Although the official figures state that the TIV registered in 2020 was 529,434 units, a decrease of 74,847 units or 12.4% compared to 2019 with 604,281 units, it was nonetheless a good achievement for the Malaysian automotive industry given the extremely challenging business environment. It was higher than MAA's forecasted 470,000 units.
According to the report, the higher than expected performance in the last quarter of 2020 helped reduce the expected decline in the TIV for the full year of 2020. One of the reasons it exceeded expectations according to MAA is due to the sales tax exemption's implementation, which helped boost demand and drove sales in the second half of the year.

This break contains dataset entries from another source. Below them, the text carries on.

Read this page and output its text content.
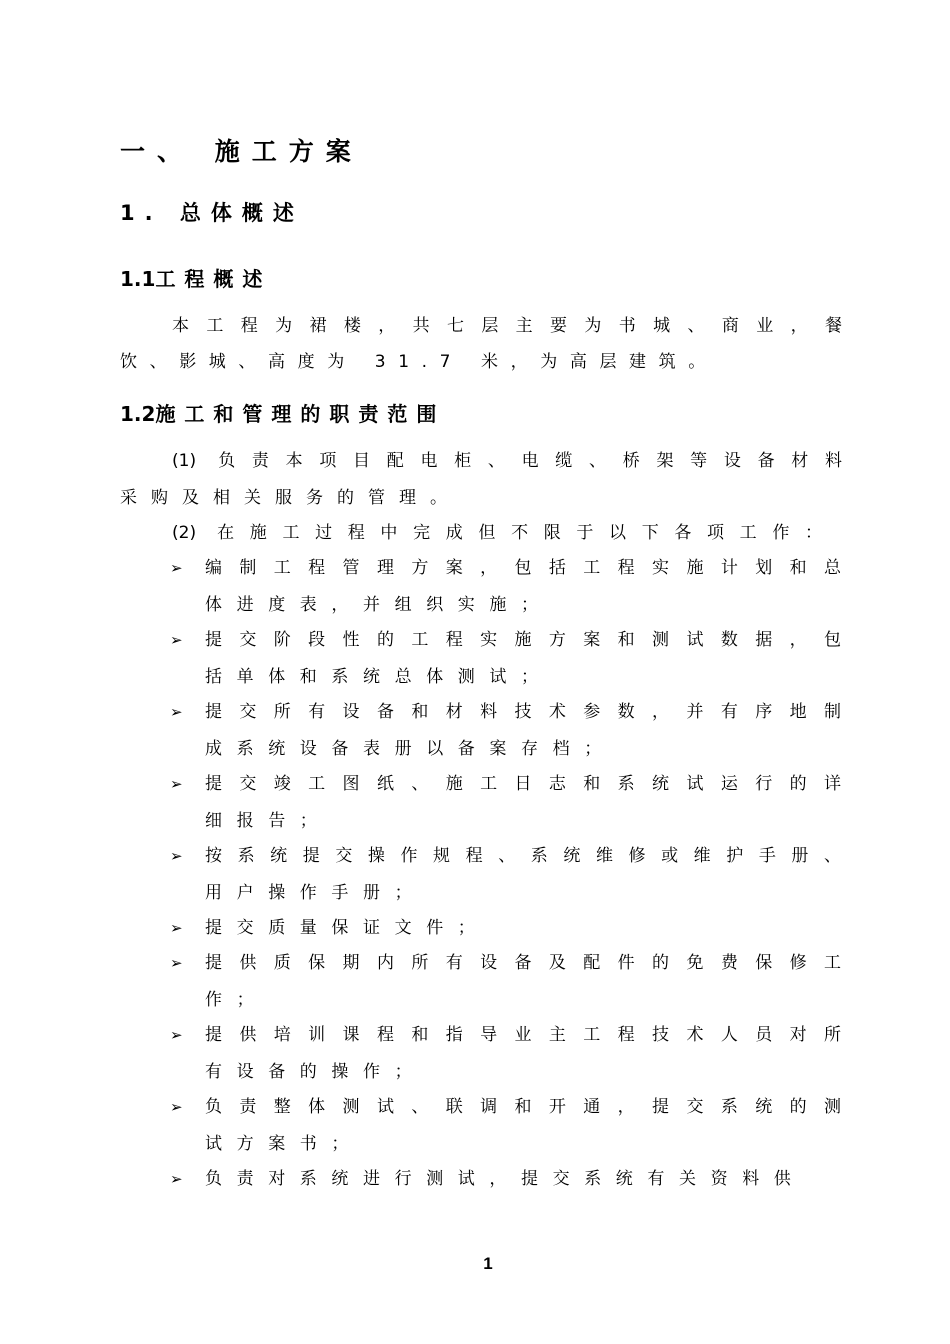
一、 施工方案
1. 总体概述
1.1工程概述
本工程为裙楼，共七层主要为书城、商业，餐
饮、影城、高度为 31.7 米，为高层建筑。
1.2施工和管理的职责范围
(1) 负责本项目配电柜、电缆、桥架等设备材料
采购及相关服务的管理。
(2) 在施工过程中完成但不限于以下各项工作：
➢ 编制工程管理方案，包括工程实施计划和总
体进度表，并组织实施；
➢ 提交阶段性的工程实施方案和测试数据，包
括单体和系统总体测试；
➢ 提交所有设备和材料技术参数，并有序地制
成系统设备表册以备案存档；
➢ 提交竣工图纸、施工日志和系统试运行的详
细报告；
➢ 按系统提交操作规程、系统维修或维护手册、
用户操作手册；
➢ 提交质量保证文件；
➢ 提供质保期内所有设备及配件的免费保修工
作；
➢ 提供培训课程和指导业主工程技术人员对所
有设备的操作；
➢ 负责整体测试、联调和开通，提交系统的测
试方案书；
➢ 负责对系统进行测试，提交系统有关资料供
1
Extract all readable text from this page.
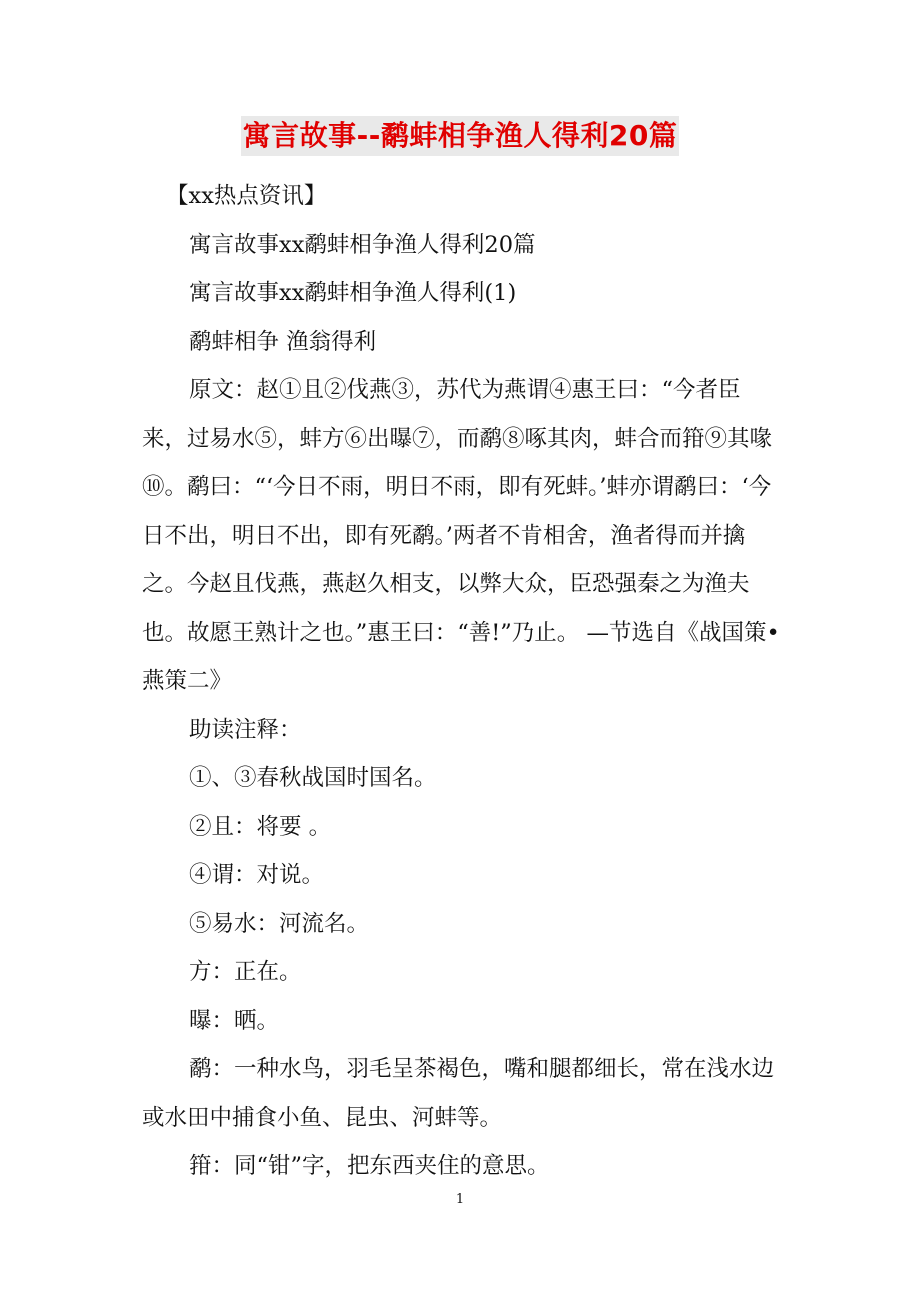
寓言故事--鹬蚌相争渔人得利20篇

【xx热点资讯】

寓言故事xx鹬蚌相争渔人得利20篇

寓言故事xx鹬蚌相争渔人得利(1)

鹬蚌相争 渔翁得利

原文：赵①且②伐燕③，苏代为燕谓④惠王曰：“今者臣来，过易水⑤，蚌方⑥出曝⑦，而鹬⑧啄其肉，蚌合而箝⑨其喙⑩。鹬曰：“‘今日不雨，明日不雨，即有死蚌。’蚌亦谓鹬曰：‘今日不出，明日不出，即有死鹬。’两者不肯相舍，渔者得而并擒之。今赵且伐燕，燕赵久相支，以弊大众，臣恐强秦之为渔夫也。故愿王熟计之也。”惠王曰：“善!”乃止。 —节选自《战国策•燕策二》

助读注释：

①、③春秋战国时国名。

②且：将要 。

④谓：对说。

⑤易水：河流名。

方：正在。

曝：晒。

鹬：一种水鸟，羽毛呈茶褐色，嘴和腿都细长，常在浅水边或水田中捕食小鱼、昆虫、河蚌等。

箝：同“钳”字，把东西夹住的意思。

1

The TIV reached its peak in December when a total of 68,836 vehicles were registered, as consumers were buying forward in anticipation of the end of the sales tax exemption incentive for passenger vehicles under the PENJANA programme.
Pic Credit: Borneo Post
The incentive was due to end on 31 December 2020 but has since been extended to 30 June 2021.
The Passenger Vehicles segment declined by 69,212 units or 12.6%, while the Commercial Vehicles segment registered a decline of 10.4% or 5,635 units.
Looking towards 2021, MAA is optimistic that the local automotive market will rebound this year, mainly due to our government's many economic stimulus packages, including lower hire purchase loan interest rates.